As a consequence of the concept of multitasking and hectic lives, it has become commonplace for drivers to engage in other tasks while driving. Eating, applying makeup, using consumer electronics, talking on the phone, texting, and surfing the web rank among the top distractions for drivers.
For the most part, little has been done to penalize drivers who cause accidents as a result of distracted driving. The only form of distraction which has gained attention is texting, due the obvious difficulty of entering text into a phone while driving.
Young people are the primary users of text messaging. Teenagers, in particular, use this form of communication, on an ongoing basis, throughout the day; it is an integral part of their lives. They have become so adept at it that they believe they can successfully engage in this activity regardless of what else they are doing when they receive a message. Driving is no exception.
In response to this growing problem, some states have passed laws to prohibit texting while driving. Despite the wide range of distracting activities that go hand-in-hand with driving, this is the only step states have taken to penalize distracted drivers.
Many people find this approach to discouraging distracted driving inadequate. They think it doesn’t go far enough in punishing people who end up harming others by doing something that could have been prevented.

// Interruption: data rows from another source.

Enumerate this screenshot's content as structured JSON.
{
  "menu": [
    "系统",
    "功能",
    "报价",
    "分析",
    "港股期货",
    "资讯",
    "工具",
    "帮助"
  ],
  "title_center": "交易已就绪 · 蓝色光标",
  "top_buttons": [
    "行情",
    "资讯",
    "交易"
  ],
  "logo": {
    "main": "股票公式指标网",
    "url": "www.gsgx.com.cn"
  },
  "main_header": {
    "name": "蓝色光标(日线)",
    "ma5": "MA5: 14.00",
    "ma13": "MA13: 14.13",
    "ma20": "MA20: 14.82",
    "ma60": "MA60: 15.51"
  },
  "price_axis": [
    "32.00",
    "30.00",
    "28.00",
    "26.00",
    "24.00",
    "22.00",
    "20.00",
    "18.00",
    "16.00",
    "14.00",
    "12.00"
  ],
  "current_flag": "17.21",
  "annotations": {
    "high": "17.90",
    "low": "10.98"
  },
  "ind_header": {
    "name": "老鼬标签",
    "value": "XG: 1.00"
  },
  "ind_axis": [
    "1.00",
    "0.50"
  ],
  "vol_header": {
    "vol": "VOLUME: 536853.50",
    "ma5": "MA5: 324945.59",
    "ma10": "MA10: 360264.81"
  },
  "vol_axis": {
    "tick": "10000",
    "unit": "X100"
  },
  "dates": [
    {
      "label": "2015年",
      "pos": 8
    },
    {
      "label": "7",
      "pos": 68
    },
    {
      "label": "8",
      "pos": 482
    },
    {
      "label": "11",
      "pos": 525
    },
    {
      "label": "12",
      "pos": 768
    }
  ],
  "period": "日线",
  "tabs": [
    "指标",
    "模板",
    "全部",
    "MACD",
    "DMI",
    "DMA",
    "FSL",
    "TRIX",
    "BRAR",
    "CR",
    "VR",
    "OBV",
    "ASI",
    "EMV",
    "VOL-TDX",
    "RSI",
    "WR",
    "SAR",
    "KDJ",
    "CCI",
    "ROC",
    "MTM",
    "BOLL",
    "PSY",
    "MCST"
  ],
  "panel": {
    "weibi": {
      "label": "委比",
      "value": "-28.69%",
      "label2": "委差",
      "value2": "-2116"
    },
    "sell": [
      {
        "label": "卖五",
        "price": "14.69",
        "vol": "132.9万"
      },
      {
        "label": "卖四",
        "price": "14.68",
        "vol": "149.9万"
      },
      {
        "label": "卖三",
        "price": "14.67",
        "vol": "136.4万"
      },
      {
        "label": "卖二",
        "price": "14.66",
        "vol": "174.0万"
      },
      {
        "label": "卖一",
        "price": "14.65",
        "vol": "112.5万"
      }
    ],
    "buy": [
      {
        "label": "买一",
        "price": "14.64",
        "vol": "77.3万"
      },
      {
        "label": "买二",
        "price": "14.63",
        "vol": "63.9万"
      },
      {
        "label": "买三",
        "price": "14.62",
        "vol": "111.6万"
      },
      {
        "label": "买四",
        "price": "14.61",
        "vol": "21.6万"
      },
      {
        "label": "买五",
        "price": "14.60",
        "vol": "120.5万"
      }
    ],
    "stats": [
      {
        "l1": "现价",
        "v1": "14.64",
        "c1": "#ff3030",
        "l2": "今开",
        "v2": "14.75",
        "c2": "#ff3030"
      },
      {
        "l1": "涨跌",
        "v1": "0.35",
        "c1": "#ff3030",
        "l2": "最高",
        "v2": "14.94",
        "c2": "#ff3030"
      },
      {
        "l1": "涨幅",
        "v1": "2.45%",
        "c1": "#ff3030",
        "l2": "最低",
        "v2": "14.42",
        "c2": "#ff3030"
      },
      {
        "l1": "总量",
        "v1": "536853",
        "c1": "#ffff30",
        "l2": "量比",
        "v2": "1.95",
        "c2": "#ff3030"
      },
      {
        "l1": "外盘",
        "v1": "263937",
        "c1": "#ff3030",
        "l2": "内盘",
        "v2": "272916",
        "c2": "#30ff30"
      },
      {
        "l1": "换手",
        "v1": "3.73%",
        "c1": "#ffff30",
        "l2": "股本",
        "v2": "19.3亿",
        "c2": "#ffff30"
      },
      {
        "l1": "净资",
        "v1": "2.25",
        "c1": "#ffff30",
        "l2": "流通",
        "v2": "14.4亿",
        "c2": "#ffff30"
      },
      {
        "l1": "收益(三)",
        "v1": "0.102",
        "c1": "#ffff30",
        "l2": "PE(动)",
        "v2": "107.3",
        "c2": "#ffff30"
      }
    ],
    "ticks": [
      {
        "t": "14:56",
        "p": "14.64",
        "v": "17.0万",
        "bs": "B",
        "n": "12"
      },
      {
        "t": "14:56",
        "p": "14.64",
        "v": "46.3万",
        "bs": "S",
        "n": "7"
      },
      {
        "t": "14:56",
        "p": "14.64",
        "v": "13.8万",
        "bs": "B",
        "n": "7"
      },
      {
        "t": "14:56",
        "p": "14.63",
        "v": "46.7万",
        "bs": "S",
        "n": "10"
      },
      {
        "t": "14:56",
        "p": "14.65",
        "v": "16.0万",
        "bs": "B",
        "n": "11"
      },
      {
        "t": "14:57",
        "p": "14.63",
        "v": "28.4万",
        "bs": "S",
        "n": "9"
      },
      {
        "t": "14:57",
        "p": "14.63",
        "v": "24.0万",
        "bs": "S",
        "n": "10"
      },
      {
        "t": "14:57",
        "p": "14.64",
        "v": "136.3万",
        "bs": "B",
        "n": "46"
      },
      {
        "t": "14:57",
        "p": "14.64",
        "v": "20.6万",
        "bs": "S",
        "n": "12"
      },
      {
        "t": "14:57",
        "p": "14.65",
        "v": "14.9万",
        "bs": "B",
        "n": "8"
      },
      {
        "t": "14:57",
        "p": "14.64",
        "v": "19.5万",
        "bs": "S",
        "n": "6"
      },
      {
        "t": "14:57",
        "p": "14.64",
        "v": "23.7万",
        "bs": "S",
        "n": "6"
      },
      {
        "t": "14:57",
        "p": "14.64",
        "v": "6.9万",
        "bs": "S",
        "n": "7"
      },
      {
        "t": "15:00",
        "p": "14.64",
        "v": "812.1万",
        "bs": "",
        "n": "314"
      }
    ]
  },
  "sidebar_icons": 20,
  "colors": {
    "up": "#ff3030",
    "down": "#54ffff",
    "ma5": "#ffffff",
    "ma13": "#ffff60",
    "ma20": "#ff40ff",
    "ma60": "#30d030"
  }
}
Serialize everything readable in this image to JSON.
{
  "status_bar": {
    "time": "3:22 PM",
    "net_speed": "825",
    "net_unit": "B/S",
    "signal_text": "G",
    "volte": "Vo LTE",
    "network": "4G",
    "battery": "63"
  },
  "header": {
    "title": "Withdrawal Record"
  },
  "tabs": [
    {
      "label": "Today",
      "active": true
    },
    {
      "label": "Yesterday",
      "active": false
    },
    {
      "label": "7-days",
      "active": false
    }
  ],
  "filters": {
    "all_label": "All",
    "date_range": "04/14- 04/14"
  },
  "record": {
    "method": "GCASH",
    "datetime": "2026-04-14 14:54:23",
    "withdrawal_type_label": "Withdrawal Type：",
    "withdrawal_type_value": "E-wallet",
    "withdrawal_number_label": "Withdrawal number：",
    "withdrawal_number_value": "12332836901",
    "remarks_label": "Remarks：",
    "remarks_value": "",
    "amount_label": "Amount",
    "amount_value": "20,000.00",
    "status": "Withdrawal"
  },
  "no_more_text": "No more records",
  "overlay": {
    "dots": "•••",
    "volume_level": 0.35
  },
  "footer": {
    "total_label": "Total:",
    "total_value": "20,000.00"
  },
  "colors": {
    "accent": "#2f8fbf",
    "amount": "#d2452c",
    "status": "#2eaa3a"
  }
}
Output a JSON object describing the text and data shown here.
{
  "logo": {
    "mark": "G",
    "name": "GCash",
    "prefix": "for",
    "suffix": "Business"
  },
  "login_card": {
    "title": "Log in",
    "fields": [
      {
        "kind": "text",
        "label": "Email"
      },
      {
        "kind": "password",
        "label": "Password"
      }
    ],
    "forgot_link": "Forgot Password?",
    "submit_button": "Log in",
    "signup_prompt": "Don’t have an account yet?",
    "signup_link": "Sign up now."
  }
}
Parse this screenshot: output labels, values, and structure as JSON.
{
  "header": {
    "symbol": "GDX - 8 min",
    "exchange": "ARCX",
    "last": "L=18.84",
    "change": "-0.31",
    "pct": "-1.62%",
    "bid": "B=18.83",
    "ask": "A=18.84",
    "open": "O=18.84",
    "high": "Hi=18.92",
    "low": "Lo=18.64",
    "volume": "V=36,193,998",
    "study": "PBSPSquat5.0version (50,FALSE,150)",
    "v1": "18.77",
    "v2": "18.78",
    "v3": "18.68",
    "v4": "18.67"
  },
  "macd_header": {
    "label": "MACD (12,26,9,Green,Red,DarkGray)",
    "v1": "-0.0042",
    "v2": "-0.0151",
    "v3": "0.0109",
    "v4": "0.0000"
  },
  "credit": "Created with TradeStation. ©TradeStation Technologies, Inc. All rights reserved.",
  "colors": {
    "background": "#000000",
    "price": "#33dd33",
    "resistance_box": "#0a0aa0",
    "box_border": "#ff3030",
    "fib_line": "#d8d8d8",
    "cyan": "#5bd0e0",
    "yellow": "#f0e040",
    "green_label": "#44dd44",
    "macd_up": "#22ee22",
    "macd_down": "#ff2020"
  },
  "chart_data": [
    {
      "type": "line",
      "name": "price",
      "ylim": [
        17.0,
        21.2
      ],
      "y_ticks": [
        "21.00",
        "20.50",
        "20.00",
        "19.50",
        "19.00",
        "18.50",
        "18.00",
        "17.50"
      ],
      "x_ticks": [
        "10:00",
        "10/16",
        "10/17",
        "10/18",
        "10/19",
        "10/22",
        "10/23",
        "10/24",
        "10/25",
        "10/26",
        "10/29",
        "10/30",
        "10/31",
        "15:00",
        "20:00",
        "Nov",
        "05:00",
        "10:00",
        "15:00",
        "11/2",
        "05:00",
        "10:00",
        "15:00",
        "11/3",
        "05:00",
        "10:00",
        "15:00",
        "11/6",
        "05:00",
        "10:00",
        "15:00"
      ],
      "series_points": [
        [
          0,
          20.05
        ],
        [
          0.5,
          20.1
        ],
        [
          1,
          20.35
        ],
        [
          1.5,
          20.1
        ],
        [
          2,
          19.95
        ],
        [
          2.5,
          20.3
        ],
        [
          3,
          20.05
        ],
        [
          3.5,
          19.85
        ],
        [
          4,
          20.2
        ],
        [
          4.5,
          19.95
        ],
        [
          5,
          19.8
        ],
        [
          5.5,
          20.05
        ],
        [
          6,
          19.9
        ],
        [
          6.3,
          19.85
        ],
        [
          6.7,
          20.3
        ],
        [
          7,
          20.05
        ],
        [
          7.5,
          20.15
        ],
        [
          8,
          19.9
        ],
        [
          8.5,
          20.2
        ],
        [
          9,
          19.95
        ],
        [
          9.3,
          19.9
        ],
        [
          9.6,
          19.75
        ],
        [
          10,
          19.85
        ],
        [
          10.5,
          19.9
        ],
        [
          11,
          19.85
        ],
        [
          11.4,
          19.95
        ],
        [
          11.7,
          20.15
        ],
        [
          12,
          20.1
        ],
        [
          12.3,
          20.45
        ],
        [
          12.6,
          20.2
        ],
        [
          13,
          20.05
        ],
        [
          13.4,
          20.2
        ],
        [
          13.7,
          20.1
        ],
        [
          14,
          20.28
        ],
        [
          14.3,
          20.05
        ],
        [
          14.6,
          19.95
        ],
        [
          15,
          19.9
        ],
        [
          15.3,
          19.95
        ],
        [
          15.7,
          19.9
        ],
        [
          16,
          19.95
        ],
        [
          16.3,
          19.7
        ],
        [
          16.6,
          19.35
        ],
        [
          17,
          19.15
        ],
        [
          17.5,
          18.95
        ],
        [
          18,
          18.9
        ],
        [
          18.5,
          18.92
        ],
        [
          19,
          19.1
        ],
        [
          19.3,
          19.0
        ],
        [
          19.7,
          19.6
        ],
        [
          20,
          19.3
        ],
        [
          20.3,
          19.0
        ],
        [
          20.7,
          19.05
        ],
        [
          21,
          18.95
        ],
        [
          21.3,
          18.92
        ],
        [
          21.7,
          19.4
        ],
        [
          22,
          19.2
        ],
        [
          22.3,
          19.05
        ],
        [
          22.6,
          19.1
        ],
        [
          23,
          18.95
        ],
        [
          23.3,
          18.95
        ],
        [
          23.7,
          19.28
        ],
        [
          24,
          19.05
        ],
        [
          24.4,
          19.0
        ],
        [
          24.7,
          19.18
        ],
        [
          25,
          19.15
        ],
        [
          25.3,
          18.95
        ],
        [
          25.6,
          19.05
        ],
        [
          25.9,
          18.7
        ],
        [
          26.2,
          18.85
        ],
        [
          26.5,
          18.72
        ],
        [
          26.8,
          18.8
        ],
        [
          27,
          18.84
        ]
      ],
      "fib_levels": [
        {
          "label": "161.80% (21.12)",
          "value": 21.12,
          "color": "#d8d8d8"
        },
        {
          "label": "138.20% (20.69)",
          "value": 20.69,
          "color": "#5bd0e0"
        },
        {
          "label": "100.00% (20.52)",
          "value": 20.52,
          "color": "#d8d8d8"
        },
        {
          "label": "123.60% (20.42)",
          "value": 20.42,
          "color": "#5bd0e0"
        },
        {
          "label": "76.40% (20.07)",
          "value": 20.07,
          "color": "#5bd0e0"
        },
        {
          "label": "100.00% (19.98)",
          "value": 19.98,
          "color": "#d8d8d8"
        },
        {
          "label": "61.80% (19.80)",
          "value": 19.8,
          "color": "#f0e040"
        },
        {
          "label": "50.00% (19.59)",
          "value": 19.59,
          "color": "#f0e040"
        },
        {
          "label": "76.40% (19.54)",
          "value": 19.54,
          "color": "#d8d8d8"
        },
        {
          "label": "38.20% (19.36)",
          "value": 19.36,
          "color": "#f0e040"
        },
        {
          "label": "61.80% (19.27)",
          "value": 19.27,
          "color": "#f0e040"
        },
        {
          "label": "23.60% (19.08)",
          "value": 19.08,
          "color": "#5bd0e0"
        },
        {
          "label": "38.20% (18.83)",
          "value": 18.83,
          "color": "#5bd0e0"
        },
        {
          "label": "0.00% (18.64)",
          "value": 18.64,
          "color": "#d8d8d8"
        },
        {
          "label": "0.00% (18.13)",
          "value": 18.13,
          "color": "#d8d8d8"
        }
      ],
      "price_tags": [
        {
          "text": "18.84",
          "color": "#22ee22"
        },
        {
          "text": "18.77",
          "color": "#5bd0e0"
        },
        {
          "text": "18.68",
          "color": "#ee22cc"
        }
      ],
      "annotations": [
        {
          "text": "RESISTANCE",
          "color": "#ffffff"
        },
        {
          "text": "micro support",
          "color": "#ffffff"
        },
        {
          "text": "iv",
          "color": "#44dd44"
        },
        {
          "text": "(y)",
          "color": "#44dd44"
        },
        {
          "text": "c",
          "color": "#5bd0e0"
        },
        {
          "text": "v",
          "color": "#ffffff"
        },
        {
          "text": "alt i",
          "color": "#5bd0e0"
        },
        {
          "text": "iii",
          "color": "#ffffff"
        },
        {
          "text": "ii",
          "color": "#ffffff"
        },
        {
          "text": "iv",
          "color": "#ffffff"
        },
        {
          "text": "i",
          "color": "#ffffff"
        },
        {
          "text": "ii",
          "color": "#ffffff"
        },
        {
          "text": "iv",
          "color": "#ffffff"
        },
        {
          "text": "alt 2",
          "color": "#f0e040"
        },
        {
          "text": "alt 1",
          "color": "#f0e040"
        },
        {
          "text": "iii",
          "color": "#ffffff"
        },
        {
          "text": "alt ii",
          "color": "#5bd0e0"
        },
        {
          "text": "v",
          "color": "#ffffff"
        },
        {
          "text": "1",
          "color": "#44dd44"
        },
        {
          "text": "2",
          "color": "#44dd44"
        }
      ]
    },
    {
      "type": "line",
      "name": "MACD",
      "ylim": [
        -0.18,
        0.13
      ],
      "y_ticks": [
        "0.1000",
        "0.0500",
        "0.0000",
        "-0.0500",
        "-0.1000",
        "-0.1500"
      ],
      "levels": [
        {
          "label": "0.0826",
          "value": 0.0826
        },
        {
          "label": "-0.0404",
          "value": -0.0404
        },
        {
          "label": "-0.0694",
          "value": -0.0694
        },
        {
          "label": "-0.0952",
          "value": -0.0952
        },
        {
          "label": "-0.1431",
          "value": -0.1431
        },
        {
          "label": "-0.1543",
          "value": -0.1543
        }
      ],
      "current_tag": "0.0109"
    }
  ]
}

To make such offenses carry more weight, opponents have proposed the idea of holding the person texting the driver responsible for any harm that occurs while the driver is texting. This is analogous to “social host liability” laws, which make hosts of parties serving alcohol liable if a guest gets behind the wheel and injures someone.
Such laws vary greatly from state to state. Some states don’t hold hosts liable at all. Others only hold them liable for injuries occurring on their own property, or have laws which pertain specifically to furnishing alcohol to minors. Regardless of the details, the concept is the same: the person furnishing the means by which the injury occurred is considered to be equally liable (or in some states partially liable) for any injuries caused by the person they furnished it to.
In the case of alcohol, this seems reasonable, since the host directly supplies something to a guest, although there have been cases where parents who were not at home were held liable when their underage children provided alcohol to minors. So to some degree, the liable party can be removed from the situation and still be considered responsible.
Texting is different from alcohol consumption in that the texting driver is not physically impaired. He/she is simply distracted. One situation involves an altered physiological state, the other involves drawing someone’s attention away from something. Both cases cause the driver to function less than optimally. However, in the latter case, the driver’s negligent actions are voluntary, due to an unimpaired mental state. Therefore, it remains unclear whether we can attribute the same degree of liability to someone sending a text message as we can to someone serving alcohol.
Further complications would arise when trying to apply the texting while driving laws to a party not in the car because it would be necessary to prove that they knew the person they were texting was driving. Unless the text messages contained information to that extent, there would be no way to determine what the remote texter knew about the driver’s whereabouts. So extending the law to those outside of the car might be unfair, particularly since the driver could initiate contact with an unsuspecting party who would then be unwittingly drawn into an illegal act, which they could not avoid.
I recently read about the case of a New Jersey couple who each lost a leg from an accident caused by a man who was driving a truck, allegedly with his elbows, while texting. They decided to sue both the man and his girlfriend, who they claim knew that her boyfriend was driving while they were texting. The argument set forth by their lawyer asserts that she was “electronically present” for the accident. Whether he can prove this remains to be seen.
Texting while driving, as with all distracted driving, is especially dangerous for vulnerable road users like cyclists and pedestrians. What might result in a fender-bender for a car could result in a death for a pedestrian or cyclist. A lost leg is an impediment; a lost life is a terminus.
Distracted driving must be curtailed if we are ever to have safe roads to travel on. But at what price? Should we, as a society, involve those outside a car, on the pretext that they aided and abetted? Or should we place the blame squarely where it belongs — on the shoulders of the driver who made a conscious choice to risk the lives of others?
Our goal should be to modify driver behavior. Penalizing “negligent driving accomplices,” whose actions occurred in a remote location, will not put a stop to negligent driving. At best, it will raise awareness and make people think twice before texting.
Setting a precedent for “electronic presence” during a crime is dangerous. It assumes that a person in a remote location, without the benefit of sight or sound, can be responsible for the actions of someone who is physically present at the scene. Heading in this direction is a slippery slope, one that is best avoided. Even so, such situations give rise to the notion of the evolution of laws.
New laws must consider how the use of new technologies impacts road safety. With each passing day, we interact more with our devices. Perhaps boundaries ought to be set for when we must disengage from technology to free our senses for maximum effectiveness. Driving, which relies on evaluation, anticipation, comprehension and reflexes, should be such a time. But our culture and our legal system has not caught up with this yet; so we will have to make do with antiquated laws, and enact partial justice, until new concepts of presence, contribution to the actions of remote contacts, and liability can be established and implemented.